As for me, I’m a (about to be) self-published writer, dabbling in and mixing many genres. The good thing about self-publishing is that you can cross platforms, you can write what you want to write, you can write for you or for your grandma or for your dog or for those ants that somehow keep finding a way to get into your kitchen and climb into the bowl of blueberries that you leave out on the counter. I mean, sure, you could put it in the fridge but for some reason you like your blueberries at room temperature even though that’s not even the point anymore. You just want to win the battle of the blueberries between you and the ants because you bought those blueberries for crying out loud. You are the one that went to the store and picked them out, checking them for any signs of mold and judging them on their freshness. Then you paid for them with your hard earned money. It surely wasn’t those sneaky, thieving ants that did all of that! I can destroy you in hundreds of different ways within my stories, ants. Don’t think that I won’t.
I live in Michigan with my beautiful and lovely wife, two fantastic-mean-the-world-to-me daughters, and a dog that is more like a piece of furniture that is also a trip hazard than a dog.

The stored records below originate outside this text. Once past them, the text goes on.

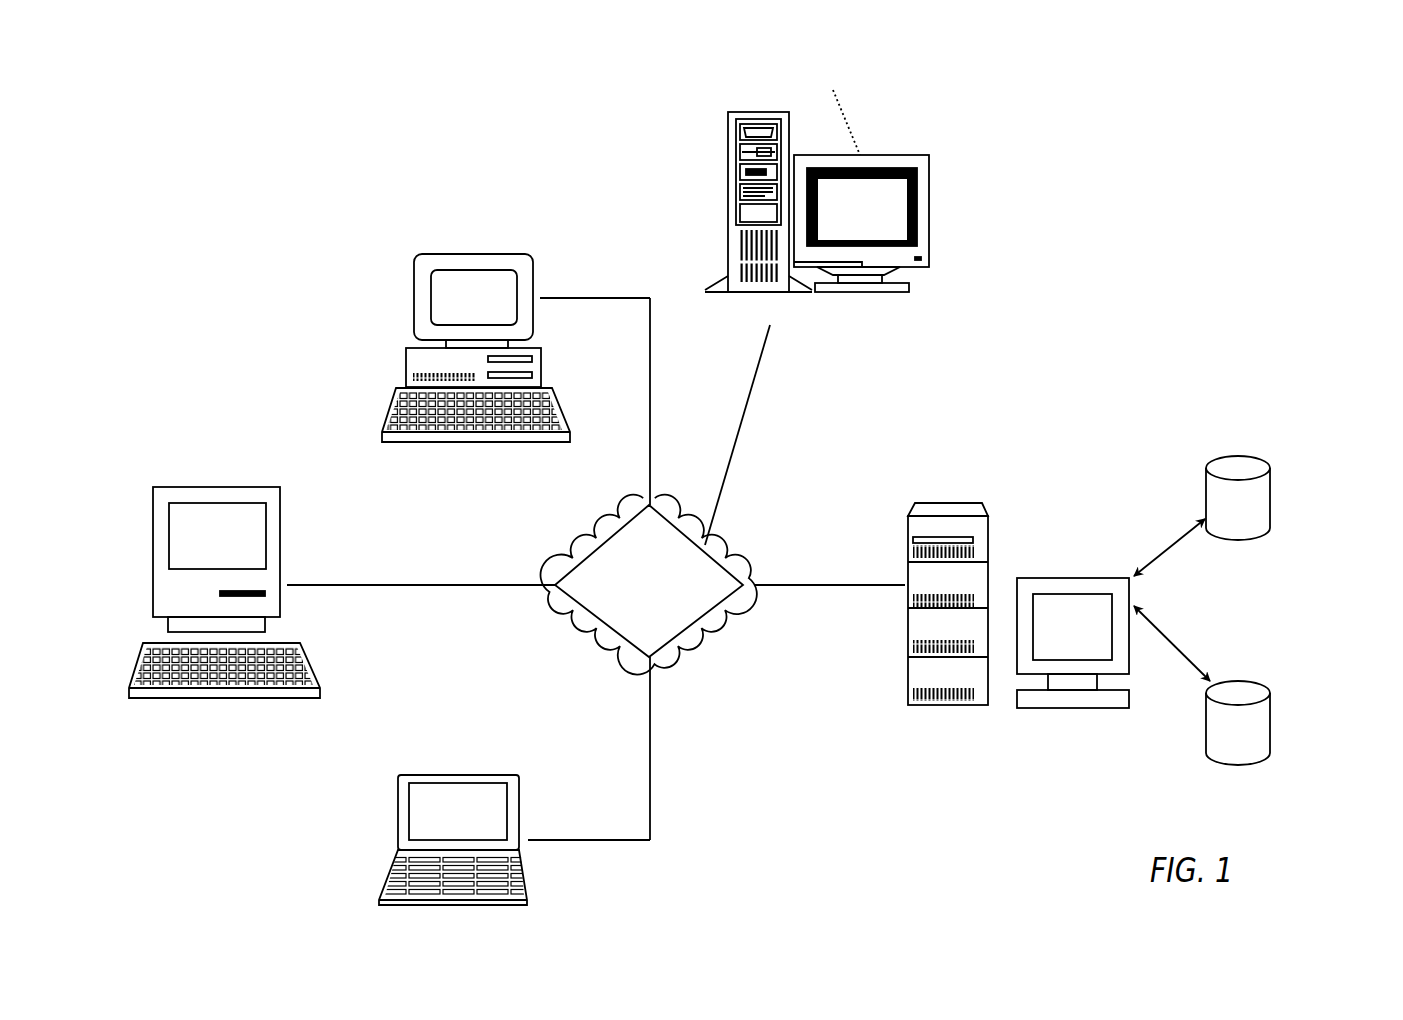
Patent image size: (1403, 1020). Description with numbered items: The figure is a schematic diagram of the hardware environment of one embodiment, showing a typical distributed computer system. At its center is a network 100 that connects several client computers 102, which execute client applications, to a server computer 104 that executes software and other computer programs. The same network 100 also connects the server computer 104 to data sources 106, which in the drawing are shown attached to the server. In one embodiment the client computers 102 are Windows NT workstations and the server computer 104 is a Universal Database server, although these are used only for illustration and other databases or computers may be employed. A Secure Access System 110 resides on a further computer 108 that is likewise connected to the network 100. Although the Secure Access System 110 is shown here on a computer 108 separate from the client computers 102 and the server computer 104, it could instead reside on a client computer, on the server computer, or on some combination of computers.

The network 100 is at (737, 555).
The client computers 102 is at (542, 240).
The server computer 104 is at (1012, 720).
The data sources 106 is at (1277, 482).
The computer 108 is at (930, 198).
The Secure Access System 110 is at (867, 165).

Welcome to my Author Page. I’m so glad you made it. Come on in. There’s not much happening around here yet because I just moved into this place. Give me a chance to unpack some of these boxes over here and I’m sure I’ll find something exciting for you soon. Oh, please don’t touch them. I have them stacked carefully and I don’t want…Hey! No peeking either! I gotta get organized first. No, I’m not mad at you. I could never be mad at you. Why, my heart would turn into peanut brittle and crack into a million pieces before I was mad at you. No, I don’t have any peanut brittle. I think there’s some leftover pizza and a bottle of most-likely-expired-mustard in the fridge, though, if you’re hungry. No, I’m not suggesting you put mustard on the pizza. You can if you want. I’m just letting you know what’s available if you’re hungry. Yes, I’m aware that sounds disgusting. Well, do you know of any other author page that offers food? Stephen King’s page gave you tacos? Well, go on over to Stephen King’s page then. No, I’m not mad at you. I already told you that I could never be mad at you, remember? I’m just saying, why not go on over to Stephen King’s page if you’re hungry, grab some tacos, and then head back here and we’ll hang out some more? And bring me some Stephen-King-author-page tacos, won’t you? We’ll both feel better with some food in our bellies. But please, do come back. I’m hopeful there will be some cool stuff going on around here once I start getting some of these boxes unpacked. Also, I’m hungry and I’m looking forward to those tacos. I’d probably get sick if I squirt some old mustard on that leftover pizza I have in the fridge. Then it’d just take me longer to get to these boxes. It’s hard to unpack when you’re tethered to a toilet or stuck at urgent care. Alright, tacos first and then it’s time to get to work.
See you soon! Oh, and make sure to get extra guac. And something to drink, too. Or else we will be washing down those tacos with that old mustard. I don’t think WordPress has turned on my water yet.